Some people feel it's wierd or anti-religious that they make stories out of witchcraft/wizardry".Well that's the same group of people who find fairytales evil....though the "left" has it's fairytale detractors too. They'll point to the stereotypical role assignment as sexist, classist or racist.
Tales in the fairy realm, always deal with transformation and progression of the human state. The moral and ethical road, is the true course of redemption, the other course always ends in annihilation.
An estoteric interpretation allows that each character is but a facet of the human condition, which must integrate for survival, while slaying the inner dragon. In that sense, everyone is both King, fool,child, dragon etc.
29 posted on
04/04/2004 9:20:03 AM PDT by
Katya
To: Betaille
Maybe i"m reading too much into them, but those are the messages I get from it, and why I actually consider them "Conservative" books. So do I. She demolishes a certain type of socialist-educrat thinking with her Professor Umbrage. Also what got me was that one of the O.W.L.S. exam questions concerned whether "wand legislation" helped or hurt goblin riots. Of couse, it wasn't answered but just asking it implies that there may be another view to the matter than the assumed anti-conservative one.

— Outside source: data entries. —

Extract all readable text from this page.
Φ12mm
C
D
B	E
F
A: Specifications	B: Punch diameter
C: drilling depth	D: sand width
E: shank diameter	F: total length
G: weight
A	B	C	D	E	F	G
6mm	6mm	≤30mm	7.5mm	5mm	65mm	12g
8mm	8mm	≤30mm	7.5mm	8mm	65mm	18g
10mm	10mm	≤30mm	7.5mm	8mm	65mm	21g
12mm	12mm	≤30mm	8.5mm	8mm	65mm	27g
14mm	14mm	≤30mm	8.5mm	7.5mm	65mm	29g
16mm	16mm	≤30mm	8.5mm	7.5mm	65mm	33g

Another very conservative writer is Dean Koontz. He rips Gray Davis big time in "One Door Away From Heavan"
30 posted on
04/04/2004 9:28:37 AM PDT by
Tribune7
(Arlen Specter supports the International Crime Court having jurisdiction over US soldiers)
To: Betaille
Maybe i"m reading too much into them, but those are the messages I get from it, and why I actually consider them "Conservative" books. Some more aspects that make them very conservative:
- Everyone, including teens, are at all times armed with lethal weapons (the wands). The younger wizards are taught non-lethal offensive tactics(stun spells) and defensive disarming tactics in "Defense Against the Dark Arts" class
- Governmental officials are depicted as mostly either incompetent, corrupt, or actually undercover evil wizards who have infiltrated the power structure
- The above results in Harry Potter and company having to take direct, independent action against the bad guys, bypassing the wizardly law enforcement apparatus
- The elder Weasley brothers are entrepreneurs par-excellence, who (in the latest book, "Order of the Pheonix") forego going into wizard civil service to open up their own business
- When the wizard government(in "Pheonix") appoints an overseer in Hogwarts to keep a lid on things, and put a stop to any further talk about evil bad guys having infiltrated wizard society, and the administrator tries to disarm the students and put a stop to their getting training in self-defense, the teens finally have to form their own underground militia group to go after the bad guys
All-in-all, a very right-wing-subversive series
44 posted on
04/04/2004 3:19:32 PM PDT by
SauronOfMordor
(That which does not kill me had better be able to run away damn fast.)